As Purim approaches, there is a fascinating new book that adds an exciting new dimension to the Megillah. Purim and the Persian Empire: A Historical, Archaeological, & Geographical Perspective by R. Yehuda Landy works to demystify the book of Esther by connecting it to historical and archeological data.
The author’s goal is to add a new perspective to the biblical book through the use of history. Drawing on examples of Medieval Torah scholars who used historical and archeological data to better understand the Bible, R. Landy defends his approach. He describes the goal of this book in his foreword (p. x):
The purpose of this book is not to authenticate the Megillah and/or the midrashim of Chazal. Nor is this book meant to resolve any halachic issues. It is meant as a tool for understanding and visualizing the events of the Megillah.
To some extent, the book succeeds. The pictures of ancient items such as gold cups (pp. 53-55) and jewelery (p. 68), excavations at Shushan and labeled diagrams of the capital palace, and depictions of people on reliefs allow readers to visualize to some degree what the characters and events looked like. The interpretations of places, events and terms based on historical information also adds to our understanding of the Megillah. For example, the differentiation between the city of Shushan and the capital of Shushan (the king’s palace) that emerges from archeological excavations explains a lot of the events in the Megillah (R. Reuven Margoliyos mentions this in his Ha-Mikra Ve-Ha-Mesorah).
The book begins with four essays and then proceed to explain various verses (in the order of the Megillah) based on history and archeology. It concludes with an edition of Esther in Hebrew and English. The colorful pictures and diagrams in the book are stunning. The commentary is generally interesting. But is it any good? Is the history accurate?
As a rule, the book chooses a frum version of history but not too frum. The author accepts the consensus view that Achashverosh was Xerxes and not Artaxerxes. He notes that there is a discrepancy between Chazal’s chronology of ancient Persia and conventional chronology. He writes that there are different ways to handle this but that he will be following Chazal’s chronology (and, in a footnote [p. 40 n. 17], directs readers to Mitchell First’s book — link). In everything, he is careful to note when there are disagreements but to choose the “frum” approach.

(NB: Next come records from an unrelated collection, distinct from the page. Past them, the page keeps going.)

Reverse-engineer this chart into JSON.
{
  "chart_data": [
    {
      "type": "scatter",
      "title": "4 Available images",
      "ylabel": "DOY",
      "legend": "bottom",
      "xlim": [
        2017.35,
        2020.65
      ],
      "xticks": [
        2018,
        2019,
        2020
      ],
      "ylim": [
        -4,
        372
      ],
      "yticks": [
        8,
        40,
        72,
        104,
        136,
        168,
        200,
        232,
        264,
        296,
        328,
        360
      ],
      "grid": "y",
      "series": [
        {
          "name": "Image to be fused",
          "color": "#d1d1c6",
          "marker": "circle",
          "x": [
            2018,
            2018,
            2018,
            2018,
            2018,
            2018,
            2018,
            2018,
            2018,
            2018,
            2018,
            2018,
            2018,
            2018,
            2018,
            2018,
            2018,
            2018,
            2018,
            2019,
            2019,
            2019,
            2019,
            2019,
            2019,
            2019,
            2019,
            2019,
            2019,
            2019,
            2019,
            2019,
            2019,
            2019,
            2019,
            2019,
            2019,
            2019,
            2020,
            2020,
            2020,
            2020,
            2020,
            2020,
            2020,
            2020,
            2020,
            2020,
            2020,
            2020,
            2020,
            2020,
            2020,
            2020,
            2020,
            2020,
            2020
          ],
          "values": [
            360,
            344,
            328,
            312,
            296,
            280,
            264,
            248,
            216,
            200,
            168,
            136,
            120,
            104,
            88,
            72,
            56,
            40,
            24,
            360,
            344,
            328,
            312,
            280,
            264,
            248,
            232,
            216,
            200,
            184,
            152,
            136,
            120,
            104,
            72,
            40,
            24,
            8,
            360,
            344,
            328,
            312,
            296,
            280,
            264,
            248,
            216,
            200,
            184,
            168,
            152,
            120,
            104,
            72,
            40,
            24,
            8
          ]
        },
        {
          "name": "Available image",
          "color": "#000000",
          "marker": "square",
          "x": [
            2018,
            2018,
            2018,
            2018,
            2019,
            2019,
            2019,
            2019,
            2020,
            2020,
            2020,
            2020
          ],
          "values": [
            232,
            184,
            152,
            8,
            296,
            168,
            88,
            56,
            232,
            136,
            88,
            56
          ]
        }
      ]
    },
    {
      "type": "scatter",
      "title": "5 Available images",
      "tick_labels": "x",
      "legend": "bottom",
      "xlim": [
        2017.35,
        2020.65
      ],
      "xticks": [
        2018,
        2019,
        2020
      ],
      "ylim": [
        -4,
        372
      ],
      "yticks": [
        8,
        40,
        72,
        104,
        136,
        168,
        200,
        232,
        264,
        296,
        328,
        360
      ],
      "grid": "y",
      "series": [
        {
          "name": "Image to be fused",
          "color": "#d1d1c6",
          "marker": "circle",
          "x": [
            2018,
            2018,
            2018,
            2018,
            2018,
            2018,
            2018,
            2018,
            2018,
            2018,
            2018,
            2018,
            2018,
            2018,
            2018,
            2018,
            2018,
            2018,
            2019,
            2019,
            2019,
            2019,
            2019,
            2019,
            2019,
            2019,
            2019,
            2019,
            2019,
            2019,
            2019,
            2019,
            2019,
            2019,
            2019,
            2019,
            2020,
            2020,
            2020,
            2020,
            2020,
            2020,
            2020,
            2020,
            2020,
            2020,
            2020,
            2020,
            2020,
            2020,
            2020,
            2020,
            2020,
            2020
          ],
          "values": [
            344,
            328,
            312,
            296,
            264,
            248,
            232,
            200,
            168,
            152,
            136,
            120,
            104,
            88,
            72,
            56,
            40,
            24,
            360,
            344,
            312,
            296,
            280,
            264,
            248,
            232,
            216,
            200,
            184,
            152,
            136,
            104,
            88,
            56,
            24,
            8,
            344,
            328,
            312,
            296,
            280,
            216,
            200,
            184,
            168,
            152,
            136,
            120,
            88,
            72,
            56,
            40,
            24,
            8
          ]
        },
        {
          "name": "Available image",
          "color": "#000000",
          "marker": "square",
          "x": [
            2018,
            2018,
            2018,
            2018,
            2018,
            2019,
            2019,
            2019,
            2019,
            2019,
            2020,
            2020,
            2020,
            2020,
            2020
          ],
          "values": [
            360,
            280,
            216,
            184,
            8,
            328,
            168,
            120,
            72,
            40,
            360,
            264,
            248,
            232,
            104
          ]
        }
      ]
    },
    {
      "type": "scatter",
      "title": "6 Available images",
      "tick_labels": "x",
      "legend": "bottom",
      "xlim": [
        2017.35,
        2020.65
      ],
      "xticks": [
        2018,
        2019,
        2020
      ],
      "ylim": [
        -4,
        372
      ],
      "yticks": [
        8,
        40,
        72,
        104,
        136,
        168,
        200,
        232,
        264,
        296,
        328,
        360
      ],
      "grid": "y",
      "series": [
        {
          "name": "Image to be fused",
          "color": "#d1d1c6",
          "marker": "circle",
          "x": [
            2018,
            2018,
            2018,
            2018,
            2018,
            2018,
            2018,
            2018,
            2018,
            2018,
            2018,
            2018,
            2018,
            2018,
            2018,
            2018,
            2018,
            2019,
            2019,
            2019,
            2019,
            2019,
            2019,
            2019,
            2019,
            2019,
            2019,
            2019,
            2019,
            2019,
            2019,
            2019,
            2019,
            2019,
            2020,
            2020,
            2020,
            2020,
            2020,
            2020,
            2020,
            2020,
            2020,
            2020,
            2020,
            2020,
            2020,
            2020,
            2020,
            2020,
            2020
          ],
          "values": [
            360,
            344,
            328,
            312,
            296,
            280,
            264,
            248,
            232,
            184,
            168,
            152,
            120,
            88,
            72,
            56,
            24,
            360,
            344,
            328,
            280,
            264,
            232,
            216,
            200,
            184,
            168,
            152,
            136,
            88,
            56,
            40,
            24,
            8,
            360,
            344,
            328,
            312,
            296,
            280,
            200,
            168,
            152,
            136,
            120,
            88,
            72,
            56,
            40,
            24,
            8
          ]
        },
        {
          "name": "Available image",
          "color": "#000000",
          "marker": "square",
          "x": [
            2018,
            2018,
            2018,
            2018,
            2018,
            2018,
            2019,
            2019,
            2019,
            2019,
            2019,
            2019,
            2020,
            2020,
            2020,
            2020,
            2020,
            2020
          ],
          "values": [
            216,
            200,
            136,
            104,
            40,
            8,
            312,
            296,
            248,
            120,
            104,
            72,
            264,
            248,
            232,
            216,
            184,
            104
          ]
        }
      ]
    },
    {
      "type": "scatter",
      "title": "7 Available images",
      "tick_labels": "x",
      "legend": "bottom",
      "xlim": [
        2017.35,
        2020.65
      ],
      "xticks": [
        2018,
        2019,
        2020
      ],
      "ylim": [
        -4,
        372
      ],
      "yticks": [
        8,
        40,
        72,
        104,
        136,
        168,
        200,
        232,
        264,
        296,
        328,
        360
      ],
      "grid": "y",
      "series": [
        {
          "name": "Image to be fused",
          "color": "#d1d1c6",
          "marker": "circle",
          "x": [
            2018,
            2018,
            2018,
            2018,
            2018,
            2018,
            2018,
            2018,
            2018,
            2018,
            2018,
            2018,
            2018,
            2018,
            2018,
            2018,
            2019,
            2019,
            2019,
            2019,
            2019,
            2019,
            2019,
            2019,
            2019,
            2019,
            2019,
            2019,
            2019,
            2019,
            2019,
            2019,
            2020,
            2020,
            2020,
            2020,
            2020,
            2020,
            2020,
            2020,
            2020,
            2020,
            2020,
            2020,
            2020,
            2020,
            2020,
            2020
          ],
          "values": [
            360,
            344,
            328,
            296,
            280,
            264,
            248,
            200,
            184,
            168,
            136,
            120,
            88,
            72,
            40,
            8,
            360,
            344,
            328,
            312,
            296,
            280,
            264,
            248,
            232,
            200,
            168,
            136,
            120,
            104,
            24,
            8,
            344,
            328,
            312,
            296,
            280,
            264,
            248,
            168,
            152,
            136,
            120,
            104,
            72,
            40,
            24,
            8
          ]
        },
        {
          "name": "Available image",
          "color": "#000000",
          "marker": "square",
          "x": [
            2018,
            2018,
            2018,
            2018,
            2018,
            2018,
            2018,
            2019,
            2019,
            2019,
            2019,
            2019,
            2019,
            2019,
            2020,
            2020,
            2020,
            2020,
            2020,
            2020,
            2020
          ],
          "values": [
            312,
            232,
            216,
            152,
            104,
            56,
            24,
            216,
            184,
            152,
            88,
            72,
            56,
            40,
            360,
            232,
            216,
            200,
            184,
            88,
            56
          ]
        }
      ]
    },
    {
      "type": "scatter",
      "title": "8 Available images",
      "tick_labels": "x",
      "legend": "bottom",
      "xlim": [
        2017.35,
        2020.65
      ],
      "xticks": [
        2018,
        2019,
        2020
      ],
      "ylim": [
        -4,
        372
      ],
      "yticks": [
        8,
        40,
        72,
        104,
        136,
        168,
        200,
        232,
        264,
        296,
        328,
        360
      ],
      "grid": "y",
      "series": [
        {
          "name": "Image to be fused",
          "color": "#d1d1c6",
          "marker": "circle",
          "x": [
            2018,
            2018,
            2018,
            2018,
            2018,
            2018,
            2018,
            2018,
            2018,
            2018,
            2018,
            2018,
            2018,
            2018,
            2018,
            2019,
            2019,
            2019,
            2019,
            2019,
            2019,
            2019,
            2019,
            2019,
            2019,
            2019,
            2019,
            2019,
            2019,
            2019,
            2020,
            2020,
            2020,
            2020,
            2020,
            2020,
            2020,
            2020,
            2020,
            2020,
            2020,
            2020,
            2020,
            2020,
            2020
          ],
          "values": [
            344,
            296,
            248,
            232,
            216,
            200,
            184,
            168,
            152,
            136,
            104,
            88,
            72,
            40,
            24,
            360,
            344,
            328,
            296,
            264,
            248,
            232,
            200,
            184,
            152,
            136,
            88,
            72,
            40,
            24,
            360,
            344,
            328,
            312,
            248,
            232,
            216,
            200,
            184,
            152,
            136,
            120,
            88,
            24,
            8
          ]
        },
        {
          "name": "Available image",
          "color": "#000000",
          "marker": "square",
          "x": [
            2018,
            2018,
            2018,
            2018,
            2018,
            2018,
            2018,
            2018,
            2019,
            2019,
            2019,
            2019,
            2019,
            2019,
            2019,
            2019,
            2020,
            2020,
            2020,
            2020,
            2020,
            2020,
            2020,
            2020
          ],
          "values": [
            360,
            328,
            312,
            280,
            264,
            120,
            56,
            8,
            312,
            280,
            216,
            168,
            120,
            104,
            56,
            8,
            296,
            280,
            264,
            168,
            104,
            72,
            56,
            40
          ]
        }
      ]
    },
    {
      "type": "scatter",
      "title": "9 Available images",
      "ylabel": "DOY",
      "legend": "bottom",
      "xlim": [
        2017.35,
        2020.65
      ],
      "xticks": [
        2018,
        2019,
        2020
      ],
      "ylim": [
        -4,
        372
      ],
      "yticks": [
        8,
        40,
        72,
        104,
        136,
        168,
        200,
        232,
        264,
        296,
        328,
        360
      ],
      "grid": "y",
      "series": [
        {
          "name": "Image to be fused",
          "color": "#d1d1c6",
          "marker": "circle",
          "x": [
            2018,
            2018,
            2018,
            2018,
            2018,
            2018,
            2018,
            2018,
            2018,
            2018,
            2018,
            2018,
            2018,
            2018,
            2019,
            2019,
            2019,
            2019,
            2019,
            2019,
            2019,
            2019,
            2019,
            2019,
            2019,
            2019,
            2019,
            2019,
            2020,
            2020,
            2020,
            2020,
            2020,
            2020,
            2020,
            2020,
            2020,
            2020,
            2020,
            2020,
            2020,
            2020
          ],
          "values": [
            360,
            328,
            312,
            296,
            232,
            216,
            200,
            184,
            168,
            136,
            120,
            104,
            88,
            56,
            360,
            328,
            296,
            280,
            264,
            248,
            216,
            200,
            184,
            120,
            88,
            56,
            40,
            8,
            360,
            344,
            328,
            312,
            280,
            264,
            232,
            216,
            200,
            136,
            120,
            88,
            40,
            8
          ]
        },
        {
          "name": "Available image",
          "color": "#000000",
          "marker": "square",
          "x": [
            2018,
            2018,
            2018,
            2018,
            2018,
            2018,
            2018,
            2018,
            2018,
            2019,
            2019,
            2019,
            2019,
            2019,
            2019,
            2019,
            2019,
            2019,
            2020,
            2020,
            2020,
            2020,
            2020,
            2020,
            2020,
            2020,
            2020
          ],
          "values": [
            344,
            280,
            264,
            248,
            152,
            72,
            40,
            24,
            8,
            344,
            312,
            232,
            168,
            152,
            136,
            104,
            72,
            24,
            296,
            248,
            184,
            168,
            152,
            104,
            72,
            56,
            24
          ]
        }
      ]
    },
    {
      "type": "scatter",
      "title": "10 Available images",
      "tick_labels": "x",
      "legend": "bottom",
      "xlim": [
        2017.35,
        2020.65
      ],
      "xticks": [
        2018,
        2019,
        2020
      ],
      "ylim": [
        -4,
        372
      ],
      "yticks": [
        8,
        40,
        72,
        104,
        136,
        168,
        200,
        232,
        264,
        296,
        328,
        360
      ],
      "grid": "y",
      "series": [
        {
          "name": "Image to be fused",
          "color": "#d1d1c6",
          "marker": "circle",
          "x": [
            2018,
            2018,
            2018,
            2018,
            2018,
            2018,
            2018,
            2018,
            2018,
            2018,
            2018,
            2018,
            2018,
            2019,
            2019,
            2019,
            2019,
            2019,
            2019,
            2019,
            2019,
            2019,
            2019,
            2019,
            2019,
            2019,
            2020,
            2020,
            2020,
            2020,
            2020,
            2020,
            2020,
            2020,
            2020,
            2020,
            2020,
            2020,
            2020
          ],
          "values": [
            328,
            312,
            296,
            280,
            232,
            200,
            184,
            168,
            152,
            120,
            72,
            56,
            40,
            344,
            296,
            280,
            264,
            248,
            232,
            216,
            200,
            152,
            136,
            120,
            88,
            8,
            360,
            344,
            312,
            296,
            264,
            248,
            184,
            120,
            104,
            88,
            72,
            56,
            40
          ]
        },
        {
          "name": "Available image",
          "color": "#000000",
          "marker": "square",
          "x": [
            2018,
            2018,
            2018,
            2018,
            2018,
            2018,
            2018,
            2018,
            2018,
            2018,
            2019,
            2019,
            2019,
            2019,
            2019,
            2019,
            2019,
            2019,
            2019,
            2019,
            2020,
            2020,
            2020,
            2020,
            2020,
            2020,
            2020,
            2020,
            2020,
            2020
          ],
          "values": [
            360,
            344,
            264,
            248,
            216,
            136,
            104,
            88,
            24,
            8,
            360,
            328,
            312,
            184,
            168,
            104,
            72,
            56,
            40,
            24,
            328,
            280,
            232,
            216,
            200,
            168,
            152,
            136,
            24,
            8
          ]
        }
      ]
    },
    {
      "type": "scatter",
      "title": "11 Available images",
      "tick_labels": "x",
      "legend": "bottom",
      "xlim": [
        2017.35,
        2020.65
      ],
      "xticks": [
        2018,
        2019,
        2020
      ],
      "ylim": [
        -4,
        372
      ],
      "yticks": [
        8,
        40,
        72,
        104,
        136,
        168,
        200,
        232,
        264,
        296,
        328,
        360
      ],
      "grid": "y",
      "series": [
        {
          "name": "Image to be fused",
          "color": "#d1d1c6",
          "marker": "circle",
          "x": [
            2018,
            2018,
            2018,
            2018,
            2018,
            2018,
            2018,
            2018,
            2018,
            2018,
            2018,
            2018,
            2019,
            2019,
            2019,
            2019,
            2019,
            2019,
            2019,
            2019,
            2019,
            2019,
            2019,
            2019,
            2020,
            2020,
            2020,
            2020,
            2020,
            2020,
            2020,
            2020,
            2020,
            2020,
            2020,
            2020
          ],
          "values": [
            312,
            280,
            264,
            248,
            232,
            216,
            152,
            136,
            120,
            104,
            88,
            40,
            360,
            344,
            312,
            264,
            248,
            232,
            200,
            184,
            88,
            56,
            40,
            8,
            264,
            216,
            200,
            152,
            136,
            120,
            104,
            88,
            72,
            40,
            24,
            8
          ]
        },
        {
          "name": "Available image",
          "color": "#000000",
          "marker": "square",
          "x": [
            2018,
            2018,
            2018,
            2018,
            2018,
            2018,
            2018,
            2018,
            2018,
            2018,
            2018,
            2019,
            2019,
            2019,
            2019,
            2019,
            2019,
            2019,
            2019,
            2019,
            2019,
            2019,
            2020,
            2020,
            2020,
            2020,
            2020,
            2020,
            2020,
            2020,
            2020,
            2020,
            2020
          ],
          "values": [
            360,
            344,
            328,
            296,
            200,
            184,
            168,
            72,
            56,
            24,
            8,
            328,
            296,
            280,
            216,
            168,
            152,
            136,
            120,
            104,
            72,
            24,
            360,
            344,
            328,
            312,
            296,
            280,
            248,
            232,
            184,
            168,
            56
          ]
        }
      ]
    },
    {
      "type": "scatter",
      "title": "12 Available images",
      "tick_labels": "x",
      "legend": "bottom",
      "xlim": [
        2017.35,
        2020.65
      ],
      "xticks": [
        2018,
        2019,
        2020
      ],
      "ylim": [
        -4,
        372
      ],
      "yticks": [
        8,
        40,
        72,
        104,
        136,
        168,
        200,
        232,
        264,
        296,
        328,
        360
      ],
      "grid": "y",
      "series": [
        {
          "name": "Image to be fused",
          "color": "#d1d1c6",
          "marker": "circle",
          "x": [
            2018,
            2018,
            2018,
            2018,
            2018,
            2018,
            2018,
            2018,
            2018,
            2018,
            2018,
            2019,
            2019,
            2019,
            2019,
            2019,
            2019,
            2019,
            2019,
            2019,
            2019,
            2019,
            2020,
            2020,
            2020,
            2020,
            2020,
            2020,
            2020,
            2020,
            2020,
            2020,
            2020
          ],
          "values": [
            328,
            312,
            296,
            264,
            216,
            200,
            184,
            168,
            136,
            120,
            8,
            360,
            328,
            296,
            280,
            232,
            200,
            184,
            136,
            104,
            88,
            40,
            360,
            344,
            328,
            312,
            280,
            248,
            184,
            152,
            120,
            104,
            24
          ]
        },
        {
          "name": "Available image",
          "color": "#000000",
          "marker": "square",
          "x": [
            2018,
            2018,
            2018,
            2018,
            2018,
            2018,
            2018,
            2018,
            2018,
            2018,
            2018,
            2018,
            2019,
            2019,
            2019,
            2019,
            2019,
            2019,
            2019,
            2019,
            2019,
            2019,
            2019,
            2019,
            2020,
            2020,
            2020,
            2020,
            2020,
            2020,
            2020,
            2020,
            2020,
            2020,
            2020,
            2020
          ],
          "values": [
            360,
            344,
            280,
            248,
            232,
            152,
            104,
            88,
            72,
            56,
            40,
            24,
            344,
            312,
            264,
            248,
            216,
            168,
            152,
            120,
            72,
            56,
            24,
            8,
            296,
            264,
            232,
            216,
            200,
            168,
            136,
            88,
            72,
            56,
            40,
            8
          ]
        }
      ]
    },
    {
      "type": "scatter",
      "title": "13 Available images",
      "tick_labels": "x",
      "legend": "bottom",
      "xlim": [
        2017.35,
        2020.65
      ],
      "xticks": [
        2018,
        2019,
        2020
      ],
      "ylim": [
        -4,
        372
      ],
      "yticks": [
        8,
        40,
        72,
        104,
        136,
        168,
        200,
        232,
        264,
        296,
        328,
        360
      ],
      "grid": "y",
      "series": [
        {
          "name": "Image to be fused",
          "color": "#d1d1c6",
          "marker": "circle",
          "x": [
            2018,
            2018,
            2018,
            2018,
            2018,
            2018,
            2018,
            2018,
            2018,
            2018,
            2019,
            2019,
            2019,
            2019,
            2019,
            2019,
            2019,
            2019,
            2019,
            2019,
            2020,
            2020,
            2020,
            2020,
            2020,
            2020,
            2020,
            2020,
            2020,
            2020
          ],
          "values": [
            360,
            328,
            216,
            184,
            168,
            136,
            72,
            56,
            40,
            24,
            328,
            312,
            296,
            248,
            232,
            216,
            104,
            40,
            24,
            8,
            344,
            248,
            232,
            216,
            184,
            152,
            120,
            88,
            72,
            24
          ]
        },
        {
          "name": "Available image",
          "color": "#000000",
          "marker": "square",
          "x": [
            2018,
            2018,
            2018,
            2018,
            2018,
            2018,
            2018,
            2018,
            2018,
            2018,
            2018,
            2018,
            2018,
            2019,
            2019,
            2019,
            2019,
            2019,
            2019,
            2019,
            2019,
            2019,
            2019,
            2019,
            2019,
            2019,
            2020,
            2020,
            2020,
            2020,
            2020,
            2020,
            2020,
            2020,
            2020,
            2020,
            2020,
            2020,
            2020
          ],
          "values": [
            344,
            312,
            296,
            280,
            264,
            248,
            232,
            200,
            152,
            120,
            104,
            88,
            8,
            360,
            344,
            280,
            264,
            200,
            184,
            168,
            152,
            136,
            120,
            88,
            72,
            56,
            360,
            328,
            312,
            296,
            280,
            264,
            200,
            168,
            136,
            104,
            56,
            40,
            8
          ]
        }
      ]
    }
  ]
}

I was surprised to see how often the book explains midrashim based on history. For example (p. 80):
[Esther 4:17 – Mordechai (thus) crossed over and did according to everything that Esther instructed him.]
“Mordechai [thus] crossed over.” Rav says: [It means] he transgressed [God’s commandments] by fasting on the first day of Passover (he fasted for three days, and the third was Passover). And Shmuel says: [It means] he cossed over a stream of water. (Megillah 15a)
The royal mound at Shushan is bordered on the west side by a river currently known as the Shachor River… On the eastern side of the mound, the Persian workers dug canals and filled them with water in order to isolate the royal palace from the rest of the city. Thus, in order to notify the Jews of Shushan that they were to fast for three days, Mordechai was forced to cross this moat, or stream of water…
One surprise is when the author writes that Vashti and Esther are not mentioned in historical sources at all (p. 57). There are actually historians who suggest that either Vashti or Esther is mentioned.
Also surprising is how the book does not explain the enigmatic word “ha-achashtranim” (8:10), which the Gemara (Megillah 18a) does not understand but we now know from archeology means “that belong to the king” (Da’as Mikra). Compare the NKJV translation of the end of the verse (“bred from swift steeds”) with that of the more scholarly NRSV (“bred from the royal herd”). The latter is informed from ancient Persian.
An interesting point is made how Haman was placed over the ministers but it was the servants who bowed to Haman (3:1-2, p. 73). Herodotus states that Persians who are of a slightly lower status would greet someone higher with a kiss on the cheek. If he was of a much lower status, he would greet someone of a much higher status by bowing.
Herodotus’ account can help us understand these verses. The king set the position of Haman above all the ministers and servants. The ministers who were a little lower in status than Haman were not required to bow down and prostrate, but rather to acknowledge that they were of a slightly lower status. The servants, on the other hand, were of a much lower status and were required to bow and prostrate themselves before him. This is why the Megillah stresses that the servants bowed and prostrated themselves before Haman, but does not say the same about the ministers.
In short, this is a beautiful, fascinating and useful book that is a welcome addition to my library.